Outra de suas obras dedicadas à memória política brasileira, que organizou com Boris Kossoy, A imprensa confiscada pelo DEOPS: 1924-1954 foi publicada pela Ateliê, pela Imprensa Oficial do Estado de São Paulo e pelo Arquivo Público do Estado. O livro dedica-se à imprensa política confiscada, censurada nesse período. Em geral, são jornais de combate, de várias ideologias: comunistas, anarquistas, judaicos, de imigrantes etc. Trata-se, pois da reconstituição de espaços de resistência que o Estado republicano buscou amordaçar.

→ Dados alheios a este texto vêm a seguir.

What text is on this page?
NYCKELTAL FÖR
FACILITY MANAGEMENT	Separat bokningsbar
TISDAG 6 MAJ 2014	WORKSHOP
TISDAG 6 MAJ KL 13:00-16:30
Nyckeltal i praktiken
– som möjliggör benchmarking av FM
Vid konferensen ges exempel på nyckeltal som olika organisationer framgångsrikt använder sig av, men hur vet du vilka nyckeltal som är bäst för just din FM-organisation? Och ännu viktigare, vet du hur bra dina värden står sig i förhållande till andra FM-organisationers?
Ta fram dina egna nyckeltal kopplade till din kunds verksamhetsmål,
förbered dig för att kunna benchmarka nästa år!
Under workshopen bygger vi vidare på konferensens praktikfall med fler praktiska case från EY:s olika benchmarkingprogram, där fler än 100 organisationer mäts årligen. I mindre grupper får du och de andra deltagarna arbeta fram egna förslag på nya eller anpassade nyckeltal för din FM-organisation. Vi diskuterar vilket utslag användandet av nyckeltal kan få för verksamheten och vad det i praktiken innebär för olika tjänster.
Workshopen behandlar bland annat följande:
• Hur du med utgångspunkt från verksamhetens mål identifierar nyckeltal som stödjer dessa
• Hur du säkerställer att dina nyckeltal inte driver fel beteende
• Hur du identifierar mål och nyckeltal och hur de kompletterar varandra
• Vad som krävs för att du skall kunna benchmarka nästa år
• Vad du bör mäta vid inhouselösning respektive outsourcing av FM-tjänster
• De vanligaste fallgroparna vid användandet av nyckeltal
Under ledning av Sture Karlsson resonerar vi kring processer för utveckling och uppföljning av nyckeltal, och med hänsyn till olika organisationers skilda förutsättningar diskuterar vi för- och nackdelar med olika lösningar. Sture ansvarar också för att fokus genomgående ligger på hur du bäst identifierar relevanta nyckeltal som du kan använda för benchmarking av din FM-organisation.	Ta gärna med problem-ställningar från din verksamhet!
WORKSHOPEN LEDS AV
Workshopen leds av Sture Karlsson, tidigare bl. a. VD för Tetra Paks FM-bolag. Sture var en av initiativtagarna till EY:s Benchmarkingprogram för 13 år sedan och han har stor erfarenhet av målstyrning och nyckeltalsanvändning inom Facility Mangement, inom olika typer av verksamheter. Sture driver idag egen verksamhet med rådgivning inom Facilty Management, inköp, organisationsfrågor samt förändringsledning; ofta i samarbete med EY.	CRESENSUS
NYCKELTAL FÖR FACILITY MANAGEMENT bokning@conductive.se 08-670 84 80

O livro novo, Cidadão do mundo: O Brasil diante do Holocausto e do nazifascismo, que acabou de ser lançado no Brasil e o será proximamente em Portugal, conforme o convite reproduzido acima, trata da questão do antissemitismo no Brasil e sua continuidade após o fim do Estado Novo.
Esses livros foram baseados em pesquisa em fontes primárias no Brasil e em Portugal, como no Arquivo da Torre do Tombo. O que nos faz lembrar da necessidade de acesso aos documentos para que seja eficaz o direito á memória.
Tucci conta-nos na introdução de sua tese uma das restrições que sofreu à pesquisa. Ela já havia começado a consulta dos documentos no Arquivo Histórico do Itamarati quando, em 1984, nova direção impôs que somente a documentação ostensiva poderia ser liberada para consulta. O resultado?
[...]dois funcionários, sem qualquer formação acadêmica, selecionaram quais os documentos ostensivos e quais os confidenciais. Em seguida, as páginas proibidas foram cobertas por uma folha de papel almaço, onde um clipe prendia no seu interior o documento. E assim lacrou-se uma parte da história... (p. 22)
As autoridades sabiam o que faziam, naturalmente. E continuam a fazê-lo, como se viu recentemente no Arquivo Nacional. A articulação de memória e publicidade é necessária para uma resistência eficaz. Por esse motivo, o trabalho do historiador é essencialmente político, ele trabalha com a ressignificação do que é comum.